Kubernetes Integration

One of the main motivations for starting with metal-stack was to use it as a foundation for provisioning Kubernetes clusters. In this chapter, we explain how we integrated metal-stack to set up fully automated provisioning of Kubernetes clusters, including autoscaling capabilities.

metal-stack Components for Kubernetes Integration

The following components are generic, meaning that they are independent of the chosen Kubernetes orchestration engine.

metal-ccm

CCM stands for cloud-controller-manager and is the bridge between Kubernetes and a cloud-provider.
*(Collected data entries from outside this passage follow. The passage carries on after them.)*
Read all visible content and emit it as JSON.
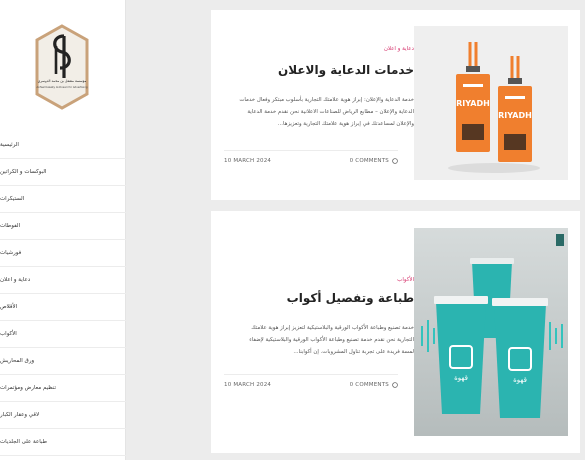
{
  "sidebar": {
    "logo": {
      "line1": "مؤسسة مشعل بن محمد الدوسري",
      "line2": "Anfaal Kawaty Al-Dosari for Advertising",
      "colors": {
        "frame": "#c9a27a",
        "fill": "#f2eee7",
        "ink": "#222222"
      }
    },
    "nav": [
      {
        "label": "الرئيسية"
      },
      {
        "label": "البوكسات و الكراتين"
      },
      {
        "label": "الستيكرات"
      },
      {
        "label": "الفوطات"
      },
      {
        "label": "فورشيات"
      },
      {
        "label": "دعاية و اعلان"
      },
      {
        "label": "الأقلاص"
      },
      {
        "label": "الأكواب"
      },
      {
        "label": "ورق المحاريش"
      },
      {
        "label": "تنظيم معارض ومؤتمرات"
      },
      {
        "label": "لاقي وعقار الكبار"
      },
      {
        "label": "طباعة على الجلديات"
      }
    ]
  },
  "posts": [
    {
      "category": "دعاية و اعلان",
      "title": "خدمات الدعاية والاعلان",
      "excerpt": "خدمة الدعاية والإعلان: إبراز هوية علامتك التجارية بأسلوب مبتكر وفعال خدمات الدعاية والإعلان – مطابع الرياض للصناعات الاعلانية نحن نقدم خدمة الدعاية والإعلان لمساعدتك في إبراز هوية علامتك التجارية وتعزيزها...",
      "comments": "0 COMMENTS",
      "date": "10 MARCH 2024",
      "image": "orange lanyard id badges",
      "badge_text": "RIYADH"
    },
    {
      "category": "الأكواب",
      "title": "طباعة وتفصيل أكواب",
      "excerpt": "خدمة تصنيع وطباعة الأكواب الورقية والبلاستيكية لتعزيز إبراز هوية علامتك التجارية نحن نقدم خدمة تصنيع وطباعة الأكواب الورقية والبلاستيكية لإضفاء لمسة فريدة على تجربة تناول المشروبات. إن أكوابنا...",
      "comments": "0 COMMENTS",
      "date": "10 MARCH 2024",
      "image": "teal printed paper cups",
      "cup_text": "قهوة"
    }
  ],
  "colors": {
    "accent": "#d6336c",
    "orange": "#f07f2e",
    "teal": "#2bb4b0"
  }
}
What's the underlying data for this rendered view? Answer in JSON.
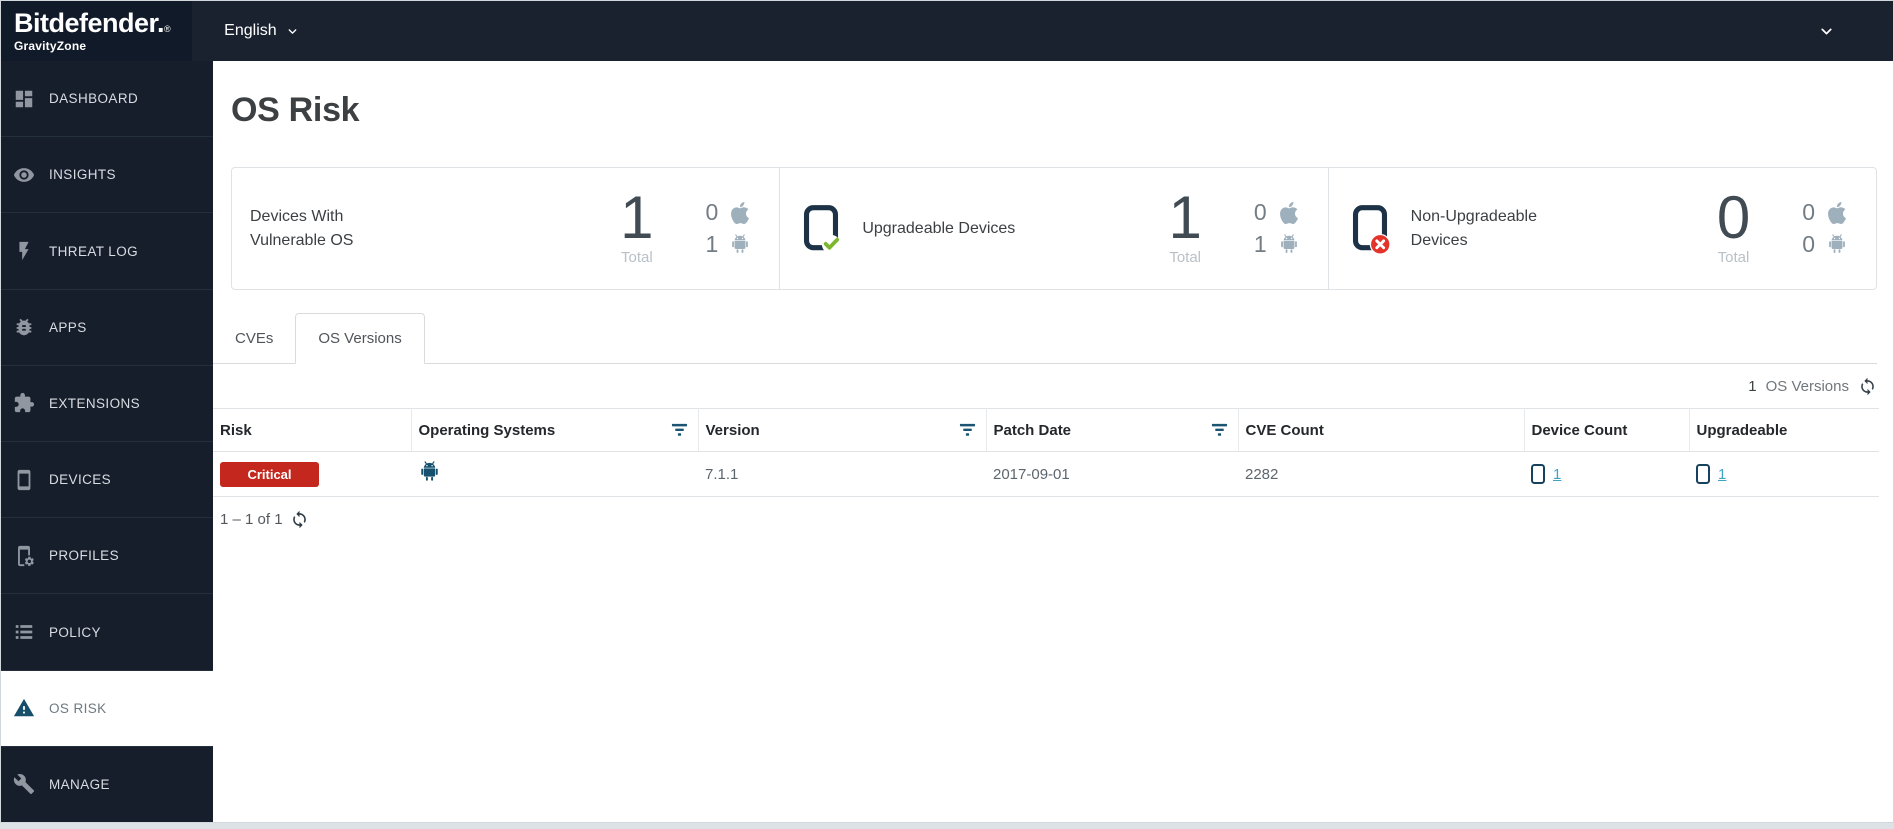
{
  "topbar": {
    "brand": "Bitdefender.",
    "reg_mark": "®",
    "product": "GravityZone",
    "language": "English"
  },
  "sidebar": {
    "items": [
      {
        "label": "DASHBOARD",
        "icon": "dashboard-icon",
        "active": false
      },
      {
        "label": "INSIGHTS",
        "icon": "eye-icon",
        "active": false
      },
      {
        "label": "THREAT LOG",
        "icon": "lightning-icon",
        "active": false
      },
      {
        "label": "APPS",
        "icon": "bug-icon",
        "active": false
      },
      {
        "label": "EXTENSIONS",
        "icon": "puzzle-icon",
        "active": false
      },
      {
        "label": "DEVICES",
        "icon": "smartphone-icon",
        "active": false
      },
      {
        "label": "PROFILES",
        "icon": "tablet-gear-icon",
        "active": false
      },
      {
        "label": "POLICY",
        "icon": "list-icon",
        "active": false
      },
      {
        "label": "OS RISK",
        "icon": "warning-triangle-icon",
        "active": true
      },
      {
        "label": "MANAGE",
        "icon": "wrench-icon",
        "active": false
      }
    ]
  },
  "page": {
    "title": "OS Risk"
  },
  "cards": [
    {
      "label": "Devices With Vulnerable OS",
      "icon": null,
      "total": "1",
      "total_label": "Total",
      "apple_count": "0",
      "android_count": "1"
    },
    {
      "label": "Upgradeable Devices",
      "icon": "tablet-check",
      "total": "1",
      "total_label": "Total",
      "apple_count": "0",
      "android_count": "1"
    },
    {
      "label": "Non-Upgradeable Devices",
      "icon": "tablet-x",
      "total": "0",
      "total_label": "Total",
      "apple_count": "0",
      "android_count": "0"
    }
  ],
  "tabs": [
    {
      "label": "CVEs",
      "active": false
    },
    {
      "label": "OS Versions",
      "active": true
    }
  ],
  "list_header": {
    "count": "1",
    "label": "OS Versions"
  },
  "table": {
    "columns": [
      {
        "label": "Risk",
        "filter": false
      },
      {
        "label": "Operating Systems",
        "filter": true
      },
      {
        "label": "Version",
        "filter": true
      },
      {
        "label": "Patch Date",
        "filter": true
      },
      {
        "label": "CVE Count",
        "filter": false
      },
      {
        "label": "Device Count",
        "filter": false
      },
      {
        "label": "Upgradeable",
        "filter": false
      }
    ],
    "rows": [
      {
        "risk": "Critical",
        "os": "android",
        "version": "7.1.1",
        "patch_date": "2017-09-01",
        "cve_count": "2282",
        "device_count": "1",
        "upgradeable_count": "1"
      }
    ]
  },
  "pagination": {
    "range": "1 – 1 of 1"
  },
  "colors": {
    "topbar_navy": "#1a2230",
    "sidebar_navy": "#161e2c",
    "critical_red": "#c3271e",
    "link_teal": "#3fa3c4",
    "success_green": "#7db72f",
    "error_red": "#e2342b",
    "icon_navy": "#15506e",
    "muted_icon_gray": "#9fb0bd"
  }
}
We implemented the cloud provider interface in the metal-ccm repository. With the help of the cloud-controller-controller we provide metal-stack-specific properties for Kubernetes clusters, e.g. load balancer configuration through MetalLB or node properties.

firewall-controller

To make the firewalls created with metal-stack easily configurable through Kubernetes resources, we add our firewall-controller to the firewall image. The controller watches special CRDs, enabling users to manage:

  • nftables rules
  • Intrusion-detection with suricata
  • network metric collection

Please check out the guide on how to use it.

Gardener

Gardener is an open source project for orchestrated Kubernetes cluster provisioning. It supports many different cloud providers, metal-stack being one of them. Using the Gardener project, metal-stack can act as a machine provider for Kubernetes worker nodes.

The idea behind the Gardener project is to start with a dedicated set of Kubernetes clusters (this can be a single cluster, too), which are used to host Kubernetes control planes for new Kubernetes clusters. The new Kubernetes control planes reside in dedicated namespaces of the initial clusters ("Kubernetes in Kubernetes" or "underlay / overlay Kubernetes"). Where initial clusters come from is the subject of a larger debate, with suggestions made in a later section of this document.
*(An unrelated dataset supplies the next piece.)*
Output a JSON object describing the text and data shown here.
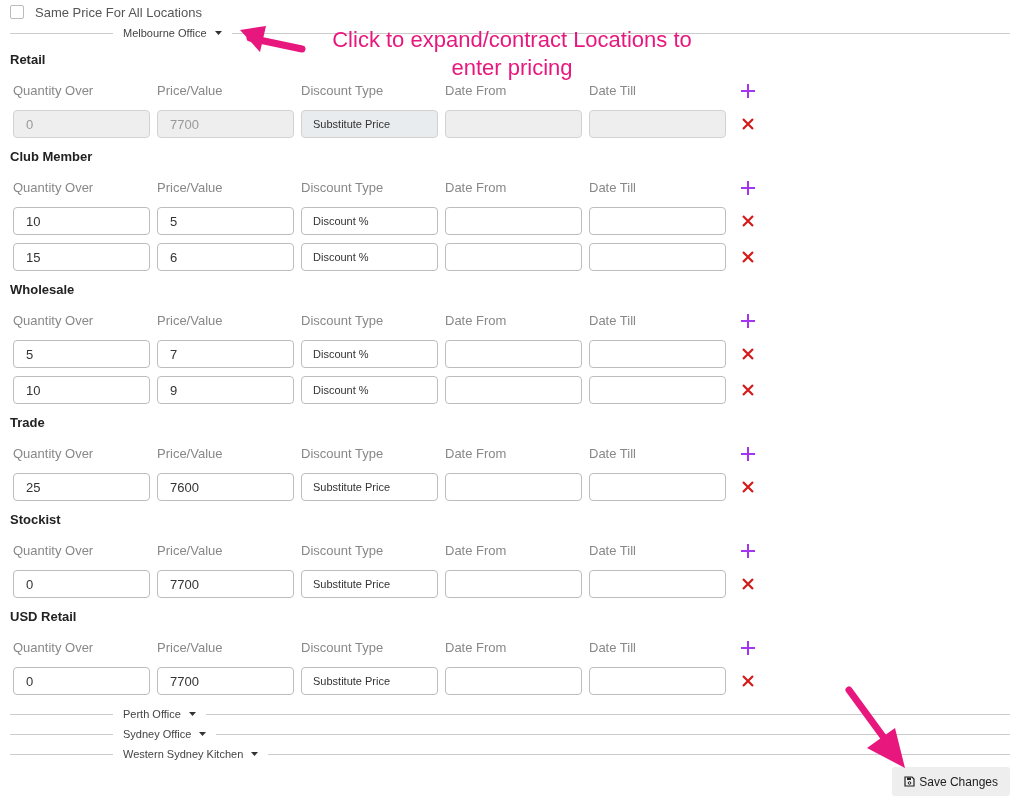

Gardener's architecture is designed for multi-tenant environments, with a strong distinction between the operator and the end users. In Gardener, Kubernetes control planes for different tenants may reside in the same operator cluster. This approach makes it very suitable for being used with bare metal because it allows taking full advantage of the server resources. Another implication is that end users do not have access to their control plane components, such as the kube-apiserver or the ETCD. These are managed by the operator and in case of metal-stack even physically divided from the end user's workload.

Gardener allocates machines from a cloud provider and automatically deploys a kubelet to those nodes, which then joins the appropriate control plane. Operators can also nest clusters so that newly provisioned clusters can be used to spin up more clusters, leading to nearly infinite scalability (also known as "kubeception" model).

Terminology

We would like to explain the most important Gardener terms. The terminology used in the Gardener project has many similarities to the architecture of Kubernetes. Additional information can also be found in the official glossary.

Garden Cluster

The Garden Cluster is a Kubernetes cluster that runs the Gardener Control Plane.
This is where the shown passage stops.